Die Klägerin ist schuldig, dem Beklagten folgende Prozeßkosten binnen 14 Tagen zu ersetzen:

Kosten erster Instanz S 7.792,14

(darin enthalten S 1.298,69 Umsatzsteuer)

Kosten des Berufungsverfahrens S 6.762,24

(darin enthalten S 1.127,04 Umsatzsteuer)

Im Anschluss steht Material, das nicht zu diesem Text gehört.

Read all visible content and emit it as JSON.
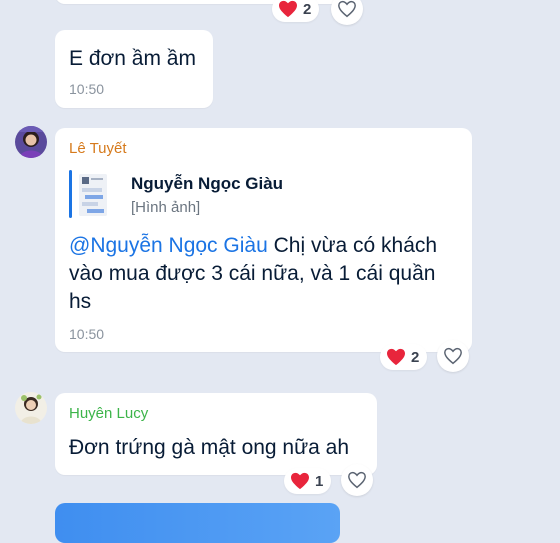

Kosten des Revisionsverfahrens S 4.058,88

(darin enthalten S 676,48 Umsatzsteuer).

Text

Entscheidungsgründe:

Die Klägerin stand beim Beklagten zuletzt vom 11.9.1995 bis 2.4.1996 in einem Teilzeitangestelltenbeschäftigungsverhältnis mit einem Gehalt von S 7.540 brutto monatlich. Sie hatte ihre Arbeitsleistung am Dienstort Schwaz, ***** in den Geschäftsräumlichkeiten des Beklagten zu erbringen. In diesem Haus hatte die Klägerin mit ihrem Mann und ihrer am 6.7.1988 geborenen Tochter auch ihre Wohnung. Infolge dieser räumlichen Situation war eine großteils problem- und komplikationslose Betreuung der Tochter auch während der Arbeitszeit gewährleistet. Der Beklagte zeigte in diesem Zusammenhang durchwegs großes Entgegenkommen, sodaß sich die Tochter der Klägerin auch in den Geschäftsräumlichkeiten aufhalten und dort beispielsweise ihre Hausaufgaben erledigen, die Klägerin aber auch kurzzeitig während der Arbeitszeit sich in ihre Wohnung begeben und nach der Tochter sehen konnte. Die Klägerin hatte immer deponiert, daß ihr die Möglichkeit der Betreuung der Tochter neben der Arbeit sehr wichtig sei. Anfang 1996 wurde betriebsintern davon gesprochen, daß der Beklagte seinen Betriebsort nach Hall in Tirol verlegen wird. In der ersten Märzwoche 1996 teilte der Beklagte definitiv den Angestellten, auch der Klägerin, mit, daß die Anmietung der neuen Räumlichkeiten fixiert sei und mit der Übersiedlung des Betriebes begonnen werde. Die Klägerin hat unter Hinweis auf die Notwendigkeit der Betreuung ihrer Tochter den Beklagten wegen der Bedingungen am neuen Arbeitsort angesprochen. Dieser stellte ihr in Aussicht, einen Firmen-PKW zur Verfügung zu stellen, den sie für die Fahrten von und zur Arbeitsstätte verwenden könne. Die Klägerin hätte dieses Fahrzeug auch zur Mittagszeit zur Verfügung gehabt. Ihre Arbeitszeit hätte wie auch am bisherigen Betriebsort von 8.00 Uhr bis 12.00 Uhr gedauert. Die Klägerin hat bei der Übersiedlung mehrfach Büchertransporte durchgeführt und erklärte am 22.3.1996 dem Beklagten bei einem Gespräch, daß sie sich entschlossen habe, nicht an der neuen Betriebsstätte in Hall weiter zu arbeiten. In einem Schreiben vom 26.3.1996 teilte der Beklagte der Klägerin mit, daß sich ihr Arbeitsplatz ab Mittwoch, dem 27.3.1996, in Hall, ***** befinde. Die Klägerin hat weder am 27.3.1996 noch in den folgenden Tagen ihren Dienst an der neuen Betriebsstätte angetreten. Mit Schreiben vom 1.4.1996 wurde sie wegen unentschuldigten Fernbleibens vom Dienst entlassen.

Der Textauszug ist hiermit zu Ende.